Das Landgericht hat sich den fehlerhaften Ausführungen des Sachverständigen ausdrücklich angeschlossen (Seite 13 Abs. 4). Das Berufungsgericht spricht sich zwar nicht so deutlich aus; es bezeichnet jedoch die Auffassung des Landgerichts als „zutreffend” und das Gutachten des Sachverständigen Dr. Ilg als „überzeugend” (Seite 7 Abs. 3). Die Möglichkeit, daß seine Entscheidung durch den Rechtsfehler des Sachverständigen beeinflußt worden ist, läßt sich demnach nicht ausschließen, zumal es auch in anderer Hinsicht aus fehlerhaften rechtlichen Überlegungen die Anwendung des § 287 ZPO nicht in Betracht gezogen hat.
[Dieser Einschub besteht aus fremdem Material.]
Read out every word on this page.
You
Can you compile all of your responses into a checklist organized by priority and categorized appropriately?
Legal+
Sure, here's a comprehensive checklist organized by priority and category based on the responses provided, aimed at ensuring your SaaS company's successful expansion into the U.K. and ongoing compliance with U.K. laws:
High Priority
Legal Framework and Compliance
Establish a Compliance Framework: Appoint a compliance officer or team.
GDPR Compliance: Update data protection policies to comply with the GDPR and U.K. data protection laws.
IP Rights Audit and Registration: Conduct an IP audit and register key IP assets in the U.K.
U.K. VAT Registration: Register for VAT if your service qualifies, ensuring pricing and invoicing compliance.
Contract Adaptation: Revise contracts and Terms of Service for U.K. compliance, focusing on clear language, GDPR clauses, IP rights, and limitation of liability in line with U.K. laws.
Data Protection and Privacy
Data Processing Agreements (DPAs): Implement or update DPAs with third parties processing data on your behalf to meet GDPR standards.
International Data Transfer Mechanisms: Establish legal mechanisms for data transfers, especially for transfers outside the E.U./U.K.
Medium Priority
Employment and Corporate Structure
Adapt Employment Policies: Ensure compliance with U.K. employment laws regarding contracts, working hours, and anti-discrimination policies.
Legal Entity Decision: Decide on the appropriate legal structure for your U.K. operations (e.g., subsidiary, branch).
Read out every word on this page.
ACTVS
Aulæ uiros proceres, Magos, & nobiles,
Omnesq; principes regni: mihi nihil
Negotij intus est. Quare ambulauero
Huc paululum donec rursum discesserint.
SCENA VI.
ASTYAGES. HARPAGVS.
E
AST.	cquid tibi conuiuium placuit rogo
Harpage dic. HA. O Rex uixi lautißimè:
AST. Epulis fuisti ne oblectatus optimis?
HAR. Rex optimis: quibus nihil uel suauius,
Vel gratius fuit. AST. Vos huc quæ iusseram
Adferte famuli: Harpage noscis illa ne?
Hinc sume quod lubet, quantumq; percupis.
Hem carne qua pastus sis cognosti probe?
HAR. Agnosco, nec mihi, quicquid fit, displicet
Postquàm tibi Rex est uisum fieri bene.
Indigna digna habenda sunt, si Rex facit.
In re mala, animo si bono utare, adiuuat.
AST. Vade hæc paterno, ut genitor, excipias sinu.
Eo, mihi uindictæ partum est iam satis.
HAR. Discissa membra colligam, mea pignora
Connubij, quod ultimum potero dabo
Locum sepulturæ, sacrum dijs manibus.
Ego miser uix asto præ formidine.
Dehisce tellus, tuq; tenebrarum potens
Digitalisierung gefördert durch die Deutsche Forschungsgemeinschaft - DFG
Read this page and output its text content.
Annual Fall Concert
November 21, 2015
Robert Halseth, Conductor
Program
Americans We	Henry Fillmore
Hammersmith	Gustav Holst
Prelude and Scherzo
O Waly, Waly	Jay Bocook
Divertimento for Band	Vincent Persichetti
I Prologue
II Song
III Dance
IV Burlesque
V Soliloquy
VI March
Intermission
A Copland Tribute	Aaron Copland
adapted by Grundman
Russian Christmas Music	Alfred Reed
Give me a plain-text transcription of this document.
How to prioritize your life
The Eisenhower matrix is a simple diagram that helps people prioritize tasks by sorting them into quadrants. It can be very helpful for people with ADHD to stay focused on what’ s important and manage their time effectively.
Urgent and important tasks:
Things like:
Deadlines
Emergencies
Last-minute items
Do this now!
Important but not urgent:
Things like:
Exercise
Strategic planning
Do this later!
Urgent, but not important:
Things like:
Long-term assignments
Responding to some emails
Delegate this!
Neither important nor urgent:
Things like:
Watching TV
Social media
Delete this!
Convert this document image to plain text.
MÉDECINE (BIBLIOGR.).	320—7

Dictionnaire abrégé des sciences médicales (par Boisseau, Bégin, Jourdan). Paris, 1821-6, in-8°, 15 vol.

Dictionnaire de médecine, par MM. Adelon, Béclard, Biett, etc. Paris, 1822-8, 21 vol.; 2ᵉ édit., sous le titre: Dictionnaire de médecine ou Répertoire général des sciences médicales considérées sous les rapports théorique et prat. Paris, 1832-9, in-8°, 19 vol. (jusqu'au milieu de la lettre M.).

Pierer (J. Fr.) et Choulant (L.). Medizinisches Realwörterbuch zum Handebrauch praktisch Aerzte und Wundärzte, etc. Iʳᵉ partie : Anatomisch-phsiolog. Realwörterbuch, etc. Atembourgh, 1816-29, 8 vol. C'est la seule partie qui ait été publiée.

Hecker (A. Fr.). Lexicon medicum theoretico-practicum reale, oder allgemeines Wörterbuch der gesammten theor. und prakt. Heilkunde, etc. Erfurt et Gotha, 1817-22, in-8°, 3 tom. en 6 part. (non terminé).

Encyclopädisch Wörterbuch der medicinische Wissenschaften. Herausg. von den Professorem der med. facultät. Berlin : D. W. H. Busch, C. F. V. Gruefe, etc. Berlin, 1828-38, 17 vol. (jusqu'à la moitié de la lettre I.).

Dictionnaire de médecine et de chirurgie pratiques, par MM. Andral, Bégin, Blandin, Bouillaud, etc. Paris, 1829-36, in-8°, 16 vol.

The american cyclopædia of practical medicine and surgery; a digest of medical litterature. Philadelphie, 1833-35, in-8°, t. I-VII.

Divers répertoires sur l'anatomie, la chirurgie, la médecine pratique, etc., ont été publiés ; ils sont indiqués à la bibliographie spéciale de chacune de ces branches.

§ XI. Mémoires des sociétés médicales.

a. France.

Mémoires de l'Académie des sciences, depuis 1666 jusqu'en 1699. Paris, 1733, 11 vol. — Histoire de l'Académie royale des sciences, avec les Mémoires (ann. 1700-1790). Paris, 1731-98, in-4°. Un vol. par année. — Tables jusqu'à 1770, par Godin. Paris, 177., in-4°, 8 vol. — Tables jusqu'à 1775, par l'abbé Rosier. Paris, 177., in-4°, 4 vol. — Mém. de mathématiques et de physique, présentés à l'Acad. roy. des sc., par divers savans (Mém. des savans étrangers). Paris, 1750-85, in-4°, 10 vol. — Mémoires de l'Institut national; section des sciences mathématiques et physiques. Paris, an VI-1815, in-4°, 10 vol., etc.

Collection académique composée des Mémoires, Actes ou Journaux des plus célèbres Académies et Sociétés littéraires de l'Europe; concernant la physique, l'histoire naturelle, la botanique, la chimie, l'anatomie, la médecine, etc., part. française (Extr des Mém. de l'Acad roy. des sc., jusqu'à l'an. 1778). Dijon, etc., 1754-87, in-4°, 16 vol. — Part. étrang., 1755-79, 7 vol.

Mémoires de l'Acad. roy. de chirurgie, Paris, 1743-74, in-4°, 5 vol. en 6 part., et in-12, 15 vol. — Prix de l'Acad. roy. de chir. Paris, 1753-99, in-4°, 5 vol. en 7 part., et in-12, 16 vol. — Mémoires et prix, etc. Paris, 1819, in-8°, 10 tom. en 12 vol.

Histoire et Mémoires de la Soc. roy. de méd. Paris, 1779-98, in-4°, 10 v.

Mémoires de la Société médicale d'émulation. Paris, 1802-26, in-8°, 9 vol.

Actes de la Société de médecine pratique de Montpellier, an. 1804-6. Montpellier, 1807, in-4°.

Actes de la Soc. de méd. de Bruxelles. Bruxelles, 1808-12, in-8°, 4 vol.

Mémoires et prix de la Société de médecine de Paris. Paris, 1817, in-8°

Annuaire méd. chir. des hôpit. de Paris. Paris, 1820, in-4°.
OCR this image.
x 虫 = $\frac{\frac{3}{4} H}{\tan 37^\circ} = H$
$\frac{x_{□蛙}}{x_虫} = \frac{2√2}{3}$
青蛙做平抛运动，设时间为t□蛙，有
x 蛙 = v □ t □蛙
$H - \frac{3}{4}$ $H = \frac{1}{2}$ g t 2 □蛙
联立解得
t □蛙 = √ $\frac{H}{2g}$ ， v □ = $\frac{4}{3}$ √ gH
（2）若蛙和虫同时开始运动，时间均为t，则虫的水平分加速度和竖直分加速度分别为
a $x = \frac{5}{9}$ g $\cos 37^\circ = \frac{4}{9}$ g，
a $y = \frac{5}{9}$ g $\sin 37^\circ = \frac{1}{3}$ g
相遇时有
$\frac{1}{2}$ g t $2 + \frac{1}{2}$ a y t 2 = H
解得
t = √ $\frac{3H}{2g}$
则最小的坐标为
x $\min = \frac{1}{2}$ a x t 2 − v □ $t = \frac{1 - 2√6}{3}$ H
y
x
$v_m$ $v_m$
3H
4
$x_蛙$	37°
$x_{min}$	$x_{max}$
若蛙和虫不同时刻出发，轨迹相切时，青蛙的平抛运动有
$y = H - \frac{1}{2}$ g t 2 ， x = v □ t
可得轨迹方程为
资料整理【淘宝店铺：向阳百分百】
c) Die Kläger haben in ihrem Schriftsatz vom 4. Februar 1986 mit substantiierten Berechnungen einen Weg aufgezeigt, auf dem sich ihrer Auffassung nach die beabsichtigte Vermögenszuwendung an die Tochter ohne zusätzliche steuerliche Belastung verwirklichen ließ. Mit diesen Ausführungen hätte sich das Berufungsgericht im einzelnen auseinandersetzen müssen. Ob sich die Ausführungen auf Seite 8 des Berufungsurteils auf diesen Schriftsatz beziehen, ist nicht klar ersichtlich; sie lassen auf jeden Fall das erforderliche nähere Eingehen auf die Erwägungen des Anwalts der Kläger vermissen.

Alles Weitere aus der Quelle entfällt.